General Motors’s (GM) procurement strategy under the leadership of Jose Ignacio Lopez, the newly appointed head of purchasing operations, is a striking example of how overemphasis on competition at the expense of cooperation may become detrimental. Lopez shredded long-standing contracts with established suppliers demanding lower prices (Freeman et al., 2017). It worked in the short term by providing GM with over $3 billion in savings, but in the long run, the tension with the suppliers hit innovation and quality at GM, leading to the significant loss in its market share to Japanese carmakers.
Reconciling RBV and Stakeholder Theory
Arguably the first to open the black box that is the firm, Ronald Coase (1937: 393) envisioned such a synergetic effect when he mentioned that “a firm . . . consists of the system of relationships which comes into existence when the direction of resources is dependent on an entrepreneur.” Coase considered the combination of relationships and resources as the main reason for a firm’s existence. Relationships in an organization supersede the burden of contract costs that entrepreneurs would otherwise bear in an open market regulated by a price mechanism. That is why stakeholder relationships should be of utmost importance for the firm, since they define the firm’s existence in the first place.
Reconciling stakeholder theory and RBV is a promising path to advancing our understanding of strategic management. It provides a two-part guideline to management scholars and practitioners:
It is important to build sustainable stakeholder relationships because stakeholders enable a firm to exist (Coase, 1937), because stakeholders are vital to the survival and success of the firm (Freeman, 1984), and because it is simply the right thing to do from an ethical perspective (Donaldson & Preston, 1995).
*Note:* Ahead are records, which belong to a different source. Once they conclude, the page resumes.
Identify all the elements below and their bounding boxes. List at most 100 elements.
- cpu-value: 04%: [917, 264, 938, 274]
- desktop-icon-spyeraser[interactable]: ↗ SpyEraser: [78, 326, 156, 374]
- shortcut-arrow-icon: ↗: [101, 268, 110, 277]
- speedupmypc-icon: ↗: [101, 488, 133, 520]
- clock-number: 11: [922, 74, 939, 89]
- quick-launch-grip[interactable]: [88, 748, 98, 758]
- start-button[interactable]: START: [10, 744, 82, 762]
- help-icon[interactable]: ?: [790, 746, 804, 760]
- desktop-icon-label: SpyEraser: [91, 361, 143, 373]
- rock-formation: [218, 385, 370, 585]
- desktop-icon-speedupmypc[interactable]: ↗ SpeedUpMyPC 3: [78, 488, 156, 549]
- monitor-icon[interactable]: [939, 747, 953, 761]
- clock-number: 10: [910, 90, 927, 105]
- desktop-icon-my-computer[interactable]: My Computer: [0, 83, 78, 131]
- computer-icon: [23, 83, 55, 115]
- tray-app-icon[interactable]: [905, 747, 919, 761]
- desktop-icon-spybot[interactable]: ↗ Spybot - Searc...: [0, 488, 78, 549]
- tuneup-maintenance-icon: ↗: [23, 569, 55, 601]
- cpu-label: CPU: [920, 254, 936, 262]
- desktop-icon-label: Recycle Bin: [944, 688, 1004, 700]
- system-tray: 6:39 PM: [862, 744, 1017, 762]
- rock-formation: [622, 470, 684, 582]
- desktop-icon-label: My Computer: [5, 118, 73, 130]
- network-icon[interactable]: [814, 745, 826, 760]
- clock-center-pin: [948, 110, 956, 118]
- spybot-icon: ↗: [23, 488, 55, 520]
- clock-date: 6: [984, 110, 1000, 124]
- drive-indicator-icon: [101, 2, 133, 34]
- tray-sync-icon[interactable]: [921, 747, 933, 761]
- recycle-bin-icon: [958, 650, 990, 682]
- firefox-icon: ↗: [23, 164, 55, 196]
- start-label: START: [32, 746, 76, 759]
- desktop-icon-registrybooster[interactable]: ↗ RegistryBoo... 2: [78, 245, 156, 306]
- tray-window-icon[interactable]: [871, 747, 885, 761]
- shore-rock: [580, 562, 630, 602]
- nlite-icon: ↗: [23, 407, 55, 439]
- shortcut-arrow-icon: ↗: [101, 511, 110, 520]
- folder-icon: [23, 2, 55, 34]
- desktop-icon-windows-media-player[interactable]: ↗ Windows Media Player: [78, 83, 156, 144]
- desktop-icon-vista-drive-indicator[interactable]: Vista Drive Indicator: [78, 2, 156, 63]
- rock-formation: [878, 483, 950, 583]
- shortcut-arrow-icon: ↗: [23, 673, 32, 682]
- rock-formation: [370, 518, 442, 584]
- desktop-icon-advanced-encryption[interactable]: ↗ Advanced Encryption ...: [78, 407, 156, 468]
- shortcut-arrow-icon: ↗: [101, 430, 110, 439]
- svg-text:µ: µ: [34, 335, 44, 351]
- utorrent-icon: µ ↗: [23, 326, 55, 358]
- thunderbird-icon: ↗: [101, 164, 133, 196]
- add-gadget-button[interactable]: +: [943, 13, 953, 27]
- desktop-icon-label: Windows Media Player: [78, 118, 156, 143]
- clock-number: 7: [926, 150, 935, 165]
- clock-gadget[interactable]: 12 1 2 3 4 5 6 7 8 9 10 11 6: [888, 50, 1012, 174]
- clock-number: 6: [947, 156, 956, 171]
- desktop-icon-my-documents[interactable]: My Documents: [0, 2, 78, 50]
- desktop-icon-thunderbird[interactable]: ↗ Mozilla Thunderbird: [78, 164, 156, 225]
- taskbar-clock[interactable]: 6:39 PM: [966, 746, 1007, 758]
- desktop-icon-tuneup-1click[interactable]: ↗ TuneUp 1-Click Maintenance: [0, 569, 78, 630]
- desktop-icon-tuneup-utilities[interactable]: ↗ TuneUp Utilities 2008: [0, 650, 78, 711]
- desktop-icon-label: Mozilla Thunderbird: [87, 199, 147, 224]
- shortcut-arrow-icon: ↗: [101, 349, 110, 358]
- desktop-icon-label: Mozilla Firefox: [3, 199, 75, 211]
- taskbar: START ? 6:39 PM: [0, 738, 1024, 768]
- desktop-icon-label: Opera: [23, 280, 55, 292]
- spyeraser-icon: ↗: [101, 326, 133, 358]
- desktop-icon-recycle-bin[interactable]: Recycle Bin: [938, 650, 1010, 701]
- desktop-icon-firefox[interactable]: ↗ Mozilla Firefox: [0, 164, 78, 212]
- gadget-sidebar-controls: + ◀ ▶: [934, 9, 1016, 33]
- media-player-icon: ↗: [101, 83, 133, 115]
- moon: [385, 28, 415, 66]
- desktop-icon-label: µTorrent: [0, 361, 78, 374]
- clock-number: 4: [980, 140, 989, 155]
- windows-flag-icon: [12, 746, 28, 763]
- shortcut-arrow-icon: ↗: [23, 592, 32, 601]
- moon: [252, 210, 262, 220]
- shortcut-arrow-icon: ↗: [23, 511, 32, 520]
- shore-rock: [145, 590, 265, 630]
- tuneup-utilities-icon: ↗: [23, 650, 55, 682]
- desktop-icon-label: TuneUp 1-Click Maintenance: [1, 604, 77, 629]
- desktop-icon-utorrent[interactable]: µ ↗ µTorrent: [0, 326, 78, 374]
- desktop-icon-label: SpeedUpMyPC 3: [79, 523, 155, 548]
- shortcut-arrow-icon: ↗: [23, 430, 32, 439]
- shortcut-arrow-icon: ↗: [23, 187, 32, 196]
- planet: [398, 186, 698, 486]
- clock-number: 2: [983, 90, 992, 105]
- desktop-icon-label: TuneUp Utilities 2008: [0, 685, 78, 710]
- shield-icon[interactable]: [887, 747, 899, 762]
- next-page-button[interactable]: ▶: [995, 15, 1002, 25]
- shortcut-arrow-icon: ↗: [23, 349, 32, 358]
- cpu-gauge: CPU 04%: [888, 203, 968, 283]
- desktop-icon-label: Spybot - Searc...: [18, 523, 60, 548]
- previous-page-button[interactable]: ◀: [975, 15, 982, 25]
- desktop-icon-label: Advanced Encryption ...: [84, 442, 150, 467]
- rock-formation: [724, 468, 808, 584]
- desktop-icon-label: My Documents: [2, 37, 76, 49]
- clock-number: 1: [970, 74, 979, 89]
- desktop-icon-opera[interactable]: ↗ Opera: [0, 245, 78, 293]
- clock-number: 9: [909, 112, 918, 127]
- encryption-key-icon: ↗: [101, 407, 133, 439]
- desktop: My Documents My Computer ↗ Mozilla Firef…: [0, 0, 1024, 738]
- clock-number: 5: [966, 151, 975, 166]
Using the resource-based perspective of the firm is a powerful framework to build sustainable stakeholder relationships (Harrison et al., 2010; Tantalo & Priem, 2016) and to help a firm succeed (Barney, 1991; Wernerfelt, 1995).
If this twofold overarching guideline gives promise to better management practices and better society, then we need further scholarship to develop details on how the unified view will work in practice.
Conclusion
RBV and stakeholder theory are both fundamental theories in management, and their scholarship has grown exponentially over the past 35 years. However, their development paths, though started from the same origins, evolved in parallel. Only recently have the two theories received a chance to learn from each other.
In this article, we demonstrated that RBV, in its current form, is incomplete and can become a more comprehensive theory by incorporating four essential elements from stakeholder theory: (a) incorporating normativity, (b) recalibrating the idea of sustainability, (c) viewing people beyond resources, and (d) allotting more room for cooperative behaviors.
Though RBV and stakeholder theory are effective frameworks for addressing management issues on their own, we believe their greatest potential is in their combination. The unified approach can help explain raison d’être for a firm’s existence as well as deliver on its promise. Apparently, this is what the CEOs of Business Roundtable companies intended to achieve when they redefined the purpose of a corporation to promote the well-being of its stakeholders: customers, employees, suppliers, communities, and shareholders (Business Roundtable, 2019). Time will tell if these firms follow through on this rhetoric, but it is a promising move in what we feel is the right direction.